Most entrepreneurs really have no idea what’s going to happen with the terms in their capital structure at exit. There are all kinds of terms like liquidation preferences and participation features that can have a big impact on outcomes for employees and founders. Oftentimes, what you think is going to happen is different than what is actually going to happen.

So I’d recommend Valuative to every entrepreneur. Every entrepreneur should get some data to really understand the decisions they’re making.

And while I haven’t been a VC, I’ve seen even some venture guys not fully appreciate how these terms work in different scenarios. So I’m kind of shocked that people are doing oftentimes complex deals without this kind of software. So I guess I’d recommend it to VC’s as well (laughs).


Amar Goel


Komli Media

About Us:

Komli Media is Asia Pacific’s leading digital media technology platform.

Komli’s digital advertising technologies enable marketers to reach, acquire and foster audiences and publishers to maximize their revenues. Komli Media provides marketers with innovative solutions across brand marketing, performance marketing, social media, and video advertising.

Capital Raised:

$21 million

Investors Include:

Draper Fisher Jurvetson, Norwest Venture Partners, Nexus Venture Partners, Helion Venture Partners

To get specific, can you tell us how you used Valuative?

We were raising a later round of fundraising, and we were considering several different term sheets. We needed to understand the impact of the various terms on the company.

What made it challenging was that, having done a few rounds of financing, we had an existing set of terms for each investor, some of which were slightly different. It becomes hard to model each of those individually and really understand the ramifications of each class on the prior class. I’ve even seen situations where early investors didn’t fully understand how the terms of later rounds of financing would impact their returns.

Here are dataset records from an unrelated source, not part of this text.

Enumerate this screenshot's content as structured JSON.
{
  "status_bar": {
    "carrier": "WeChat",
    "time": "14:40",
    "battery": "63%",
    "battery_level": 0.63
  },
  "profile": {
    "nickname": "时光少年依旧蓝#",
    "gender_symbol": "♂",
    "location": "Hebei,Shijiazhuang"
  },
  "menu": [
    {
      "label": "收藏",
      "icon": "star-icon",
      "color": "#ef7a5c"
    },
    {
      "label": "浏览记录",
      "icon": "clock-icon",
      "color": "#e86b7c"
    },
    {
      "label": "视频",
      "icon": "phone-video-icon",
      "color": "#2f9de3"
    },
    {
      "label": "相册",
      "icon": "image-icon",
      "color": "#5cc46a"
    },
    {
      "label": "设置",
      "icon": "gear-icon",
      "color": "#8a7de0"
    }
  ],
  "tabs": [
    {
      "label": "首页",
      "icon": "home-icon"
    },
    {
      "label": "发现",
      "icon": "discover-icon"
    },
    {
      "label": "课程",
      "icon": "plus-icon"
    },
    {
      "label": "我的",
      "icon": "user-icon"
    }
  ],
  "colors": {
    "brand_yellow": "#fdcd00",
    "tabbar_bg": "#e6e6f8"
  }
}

How was the analysis helpful? How did it impact your deal?

First, Valuative boiled the issues down to what matters from a financial point of view—how does the exit scenario impact the entrepreneur, employees and each investor.

Even though I’ve had a decent amount of experience with fundraising, I don’t do this every day. So the information that Valuative provides is hugely helpful to make sure we have all the information we need to get to the right financing terms for us.

Second, Valuative helped shape our deal strategy. I’ve done a few deals that had [preferred stock with] participation features, and Valuative really helped us understand the impact of participation on future vs. prior classes of preferred. That allowed us to change our negotiation strategy with new and existing investors and to come up with a round that everyone was happy with.

If you hadn’t had Valuative, what would you have done?

Without Valuative, we probably would have made some incorrect assumptions. We don’t do this for a living. It’s not like we have some spreadsheet already worked up on our own. We can go work it out, but frankly as an entrepreneur sometimes we don’t even fully understand the impact of all of these terms. You try to go build your own model, but, realistically, it’s not as easy to do what-if analyses as it seems or to do as many analyses as Valuative allows you to do.

Net net, if you try to rig up something on your own, you don’t do nearly as good of an analysis. Worst case scenario—and I’ve done this before in my career—you make mistakes about how certain terms work. Once you’ve closed an investment, those mistakes can’t be undone.

It’s not that we don’t have the time to do it. If we really need to, we’ll make the time to build a model. But the model we would build in those two days we’d spend on it isn’t nearly as thorough or as useful as what you get with Valuative. Valuative lets you see exactly what happens in hundreds of different scenarios, easily and visually.

To sum up, what would you tell fellow entrepreneurs about Valuative?

You should use Valuative. It’s worth your time. If you have super-simple terms and it’s a Series A, then maybe things are a little more straightforward. But the moment you have various preferences, caps, non-standard terms—anything slightly complicated—it’s definitely worth it.